Tim’s and Andy’s jaws dropped open at the sight, but Joe could hardly blame them. He couldn’t remember ever seeing a finer looking rear end.
And he’d seen his fair share.
But his quick surge of lust, coming on the heels of forgetting about his new secretary—whom he hadn’t wanted in the first place—only further annoyed him. Already half the morning was gone, and by the looks of things nothing had been accomplished except for a shifting of the mess from the front desk to the floor.
He sighed.
Hadn’t he known this would happen if he kept her?
And dammit, hadn’t he asked her to wear something to hide that body?
Women, like his work, received his full attention. But they were also simply a diversion—a pleasant one, but temporary nonetheless.
It had to be that way.
He’d grown up in emotional chaos. Painful emotional chaos. That’s what personal attachments did. Chopped up the heart and spit it back out. Brought nothing but the opportunity for hurt. With hurt came weakness, and he couldn’t allow that.

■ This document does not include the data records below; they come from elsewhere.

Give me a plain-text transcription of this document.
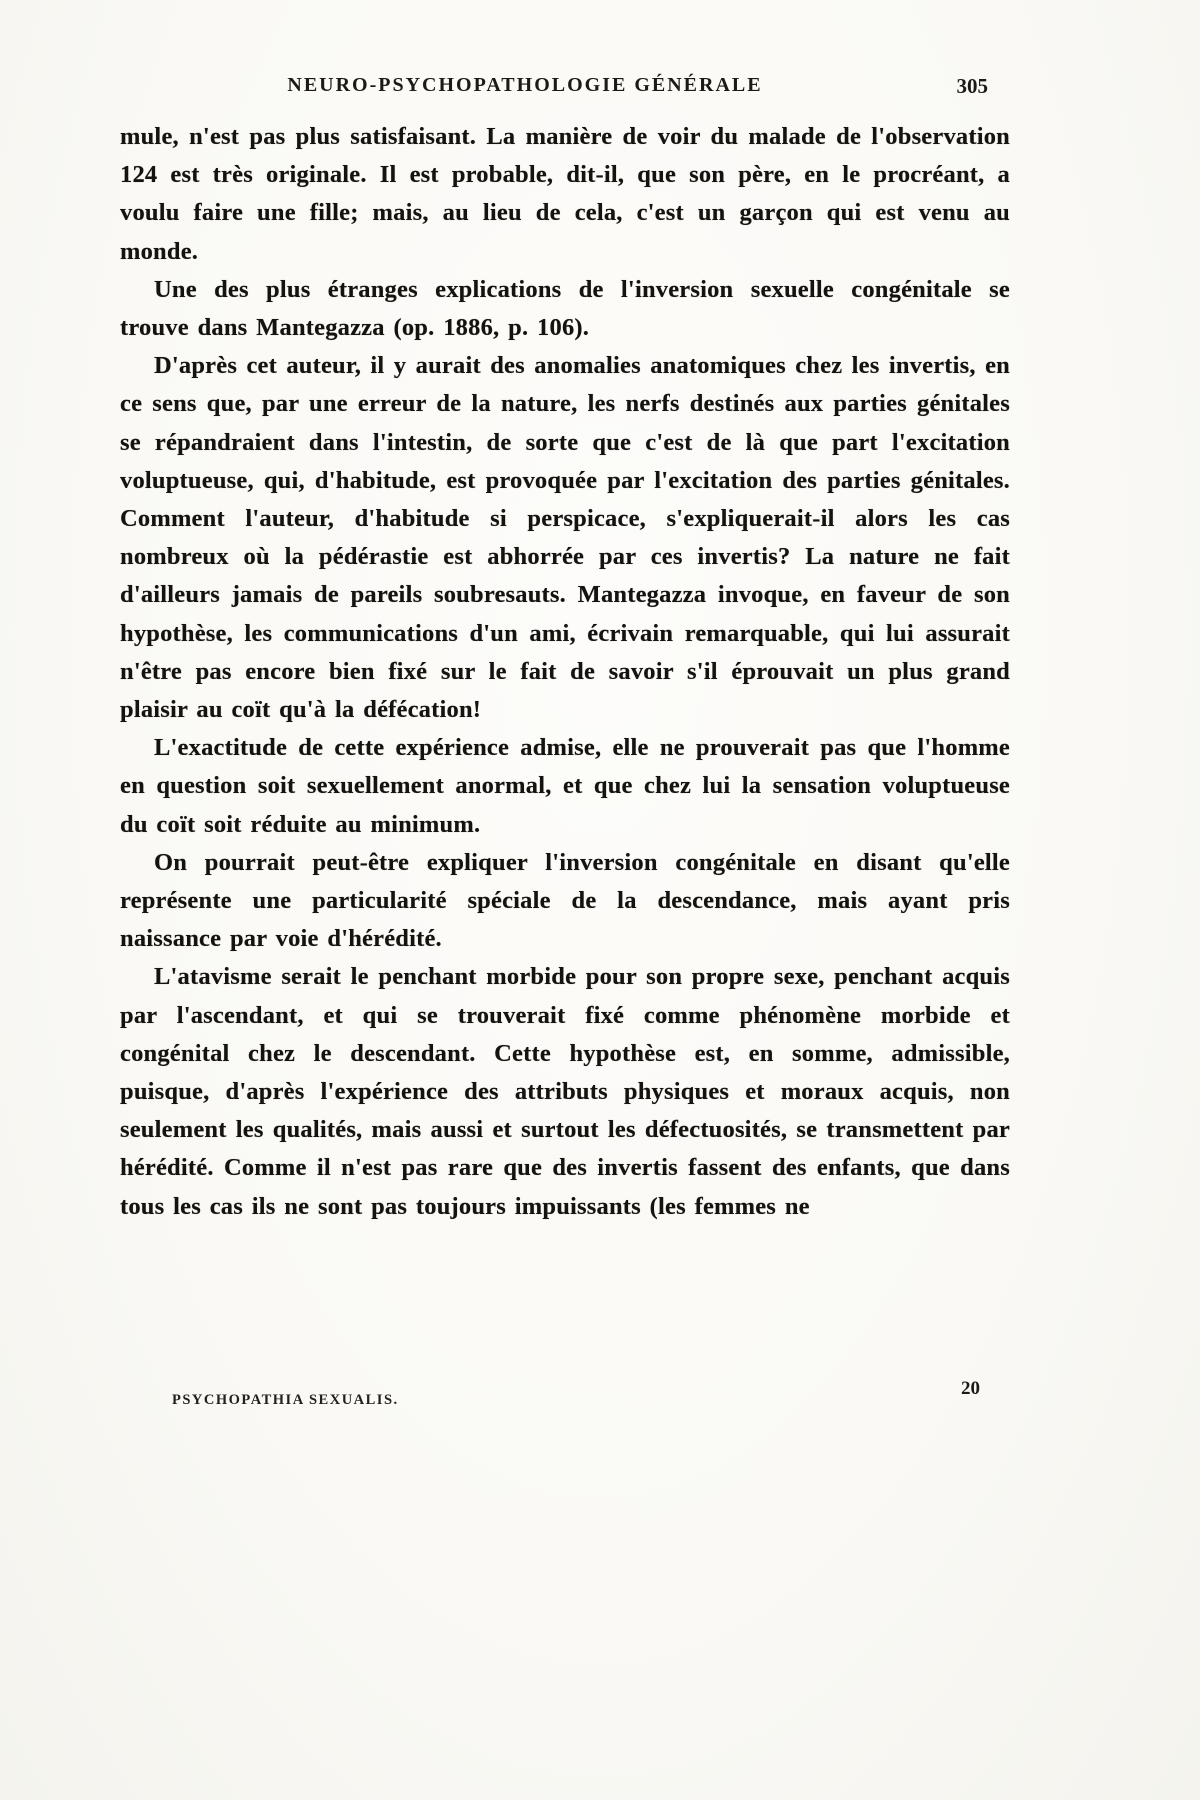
NEURO-PSYCHOPATHOLOGIE GÉNÉRALE	305

mule, n'est pas plus satisfaisant. La manière de voir du malade de l'observation 124 est très originale. Il est probable, dit-il, que son père, en le procréant, a voulu faire une fille; mais, au lieu de cela, c'est un garçon qui est venu au monde.

Une des plus étranges explications de l'inversion sexuelle congénitale se trouve dans Mantegazza (op. 1886, p. 106).

D'après cet auteur, il y aurait des anomalies anatomiques chez les invertis, en ce sens que, par une erreur de la nature, les nerfs destinés aux parties génitales se répandraient dans l'intestin, de sorte que c'est de là que part l'excitation voluptueuse, qui, d'habitude, est provoquée par l'excitation des parties génitales. Comment l'auteur, d'habitude si perspicace, s'expliquerait-il alors les cas nombreux où la pédérastie est abhorrée par ces invertis? La nature ne fait d'ailleurs jamais de pareils soubresauts. Mantegazza invoque, en faveur de son hypothèse, les communications d'un ami, écrivain remarquable, qui lui assurait n'être pas encore bien fixé sur le fait de savoir s'il éprouvait un plus grand plaisir au coït qu'à la défécation!

L'exactitude de cette expérience admise, elle ne prouverait pas que l'homme en question soit sexuellement anormal, et que chez lui la sensation voluptueuse du coït soit réduite au minimum.

On pourrait peut-être expliquer l'inversion congénitale en disant qu'elle représente une particularité spéciale de la descendance, mais ayant pris naissance par voie d'hérédité.

L'atavisme serait le penchant morbide pour son propre sexe, penchant acquis par l'ascendant, et qui se trouverait fixé comme phénomène morbide et congénital chez le descendant. Cette hypothèse est, en somme, admissible, puisque, d'après l'expérience des attributs physiques et moraux acquis, non seulement les qualités, mais aussi et surtout les défectuosités, se transmettent par hérédité. Comme il n'est pas rare que des invertis fassent des enfants, que dans tous les cas ils ne sont pas toujours impuissants (les femmes ne

PSYCHOPATHIA SEXUALIS.
20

He relied on himself, and that was it. He’d been remarkably relationship free. By choice. And any entanglements he’d enjoyed had been short but sweet.
An involvement with a co-worker couldn’t be temporary, couldn’t be short and sweet and therefore couldn’t be contemplated. No matter how fine the…assets.
To prove it, he purposely turned his gaze away from the incredible sight before him.
Tim and Andy still stood there stupidly, gawking like teenagers. Joe opened his mouth to bark at them, but Vince appeared in the doorway, glasses on his nose, disk in hand.
“Guys,” Vince said sternly. “You came out here to check on Caitlin half an hour ago. What’s going on—” He broke off at the sight that had rendered both Tim and Andy and then Joe speechless. Carefully, he closed his mouth. Then he glanced at Joe, both amusement and irritation swimming in his gaze.